To see this circuit in action, check out my Ultimate Overdrive project which incorporates flexi clip as part of the main circuit.
Version 1.0 (circa 2005)
At this point, I wouldn’t recommend building v1.0 of the circuit as you can build v2.0 just as easily and it gives so much more. I’m keeping this section more as a historical reference 🙂 . In this circuit we have 4 diodes per phase, all wired in parallel. DIP switch activates diodes one by one. Diodes in rows a-e clip one side of the waveform and the rest of diodes clip the negative side of the waveform. Switch poles 1-5 control one side of waveform and poles 6-10 control the other. In theory, this arrangement allows having multiple diodes on at the same time, but since they are wired in parallel, effects of each of the diodes will not add up. That’s why only two poles should be ON at the moment: one in each section. As a result, only one diode can be assigned for each side of the waveform, but you still have plenty of options with this setup. For clean boost mode, just set all the switches to OFF position.
Diode types on the layout are those I used for my prototype, but you can use any diode types.
Installation (applies to both v1.0 and v2.0)
Installation to existing OD/Dist circuit is very simple:
- Remove existing clipping diodes.
- If there is second clipping diode per waveform side in original circuit place jumper instead of it.
- Connect solder pads for cathodes (or anode, doesn’t make difference) to input and output of Flexi Clip.
Installation diagram
Useful links
Article on overdrive and distortion circuits
Geofex article on distortion and clipping
DIYStompboxes.com thread about FETs as clipping diodes
Hello !
What FET do you use here please ?
Thanks a lot !
the article calls for BS170, but I have used BS250 with success.
have you ever considered using your device in the feedback loop of any opamp as the “tube screamer” like clone?
is this giving more control of the distortion ?
That’s its intended use. Although you can put it between signal and ground, like Dist III.
Can one use zener diodes here?
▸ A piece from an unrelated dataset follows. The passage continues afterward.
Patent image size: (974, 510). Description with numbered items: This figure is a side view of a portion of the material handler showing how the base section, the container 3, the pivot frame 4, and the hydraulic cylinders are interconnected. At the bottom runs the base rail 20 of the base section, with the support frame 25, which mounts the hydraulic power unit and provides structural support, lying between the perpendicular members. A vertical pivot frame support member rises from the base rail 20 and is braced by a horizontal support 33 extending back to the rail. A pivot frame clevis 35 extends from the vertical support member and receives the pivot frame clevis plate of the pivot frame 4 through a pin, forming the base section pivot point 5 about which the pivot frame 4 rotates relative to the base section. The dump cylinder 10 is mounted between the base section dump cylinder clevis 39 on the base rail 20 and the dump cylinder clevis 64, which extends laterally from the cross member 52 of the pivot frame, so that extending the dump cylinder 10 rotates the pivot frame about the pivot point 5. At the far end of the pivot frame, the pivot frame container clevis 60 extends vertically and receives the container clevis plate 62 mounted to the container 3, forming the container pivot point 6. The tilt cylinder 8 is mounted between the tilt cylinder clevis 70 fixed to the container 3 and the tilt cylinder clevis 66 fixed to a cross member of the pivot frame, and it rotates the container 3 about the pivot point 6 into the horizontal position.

Like PH4148s..?
I think so
Hello!
Have I understood correctly, that connecting two diodes in series will decrease amount the distortion?
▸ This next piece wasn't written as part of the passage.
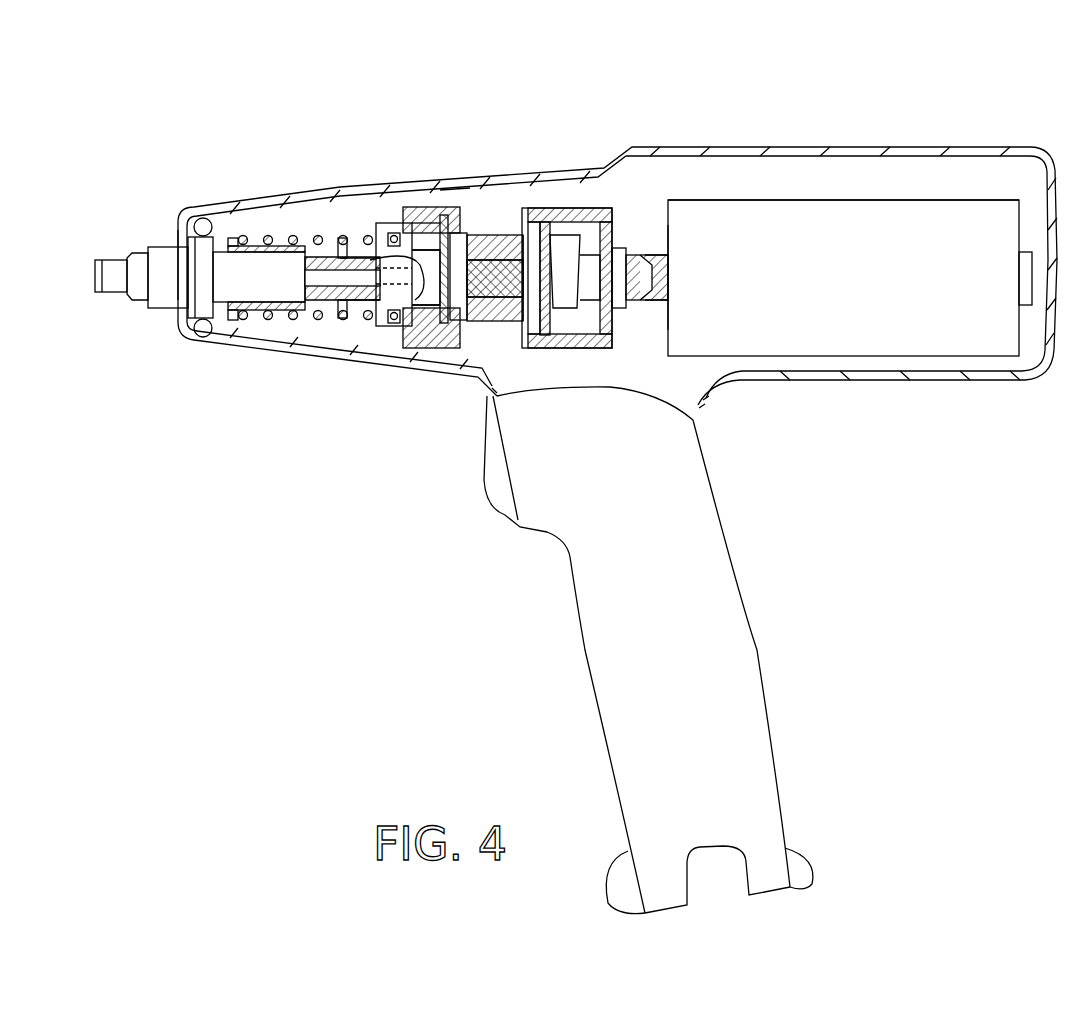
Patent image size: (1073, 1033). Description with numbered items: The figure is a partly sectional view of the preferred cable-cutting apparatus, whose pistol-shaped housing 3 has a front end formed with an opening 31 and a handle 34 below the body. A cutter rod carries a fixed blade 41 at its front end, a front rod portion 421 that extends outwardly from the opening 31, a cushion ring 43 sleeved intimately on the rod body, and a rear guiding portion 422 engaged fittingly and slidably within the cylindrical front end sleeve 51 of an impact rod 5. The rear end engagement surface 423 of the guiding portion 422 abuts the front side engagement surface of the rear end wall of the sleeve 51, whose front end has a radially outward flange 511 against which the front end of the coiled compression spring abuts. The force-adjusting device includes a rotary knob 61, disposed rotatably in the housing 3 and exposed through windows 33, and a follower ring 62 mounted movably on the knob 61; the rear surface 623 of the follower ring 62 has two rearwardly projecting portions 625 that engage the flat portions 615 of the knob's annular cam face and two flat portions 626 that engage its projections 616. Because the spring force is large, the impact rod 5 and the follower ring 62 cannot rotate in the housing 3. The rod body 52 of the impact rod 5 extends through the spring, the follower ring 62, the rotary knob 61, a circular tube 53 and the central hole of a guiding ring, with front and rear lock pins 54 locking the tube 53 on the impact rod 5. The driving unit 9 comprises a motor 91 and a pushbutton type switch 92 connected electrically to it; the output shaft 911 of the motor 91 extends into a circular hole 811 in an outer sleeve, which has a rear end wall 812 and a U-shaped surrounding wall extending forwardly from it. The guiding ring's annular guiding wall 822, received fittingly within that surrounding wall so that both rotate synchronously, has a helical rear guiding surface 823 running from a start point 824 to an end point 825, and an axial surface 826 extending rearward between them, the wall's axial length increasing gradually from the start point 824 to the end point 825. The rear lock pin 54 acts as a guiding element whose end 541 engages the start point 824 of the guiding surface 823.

Yes, you’re doubling clipping threshold, so distortion is reduced.
I’ve noticed that your “flexi clip” only clip one side of the signal at a time you switch it on, how about if I want to test a back-to-back configuration or asymmetrical two back-to-back with one?..
dude all you do is slide more than 1 switch across across at a time!! like ‘e’ & ‘f’ for symmetrical, or ‘b’ & ‘g’ for assymetrical. there’s a ton of combinations available from this little unit! the designer of this is a bloody genius! 10 x thumbs up!!!
Why stack the FET with the Shottky?
it gives a voltage of 810 mV + 205 mV = 1015 mV or 1.015V
just a way of obtaining a different voltage that’s all it is mate!
every different voltage you can get will give a slightly different sound!
it’s actually there to polarize the FET and keep it from conducting in the other direction. You can wire FET as a simple diode and then you don’t need an additional diode, but if you wire it like this to obtain softer clipping (G+D – S) you need an additional diode.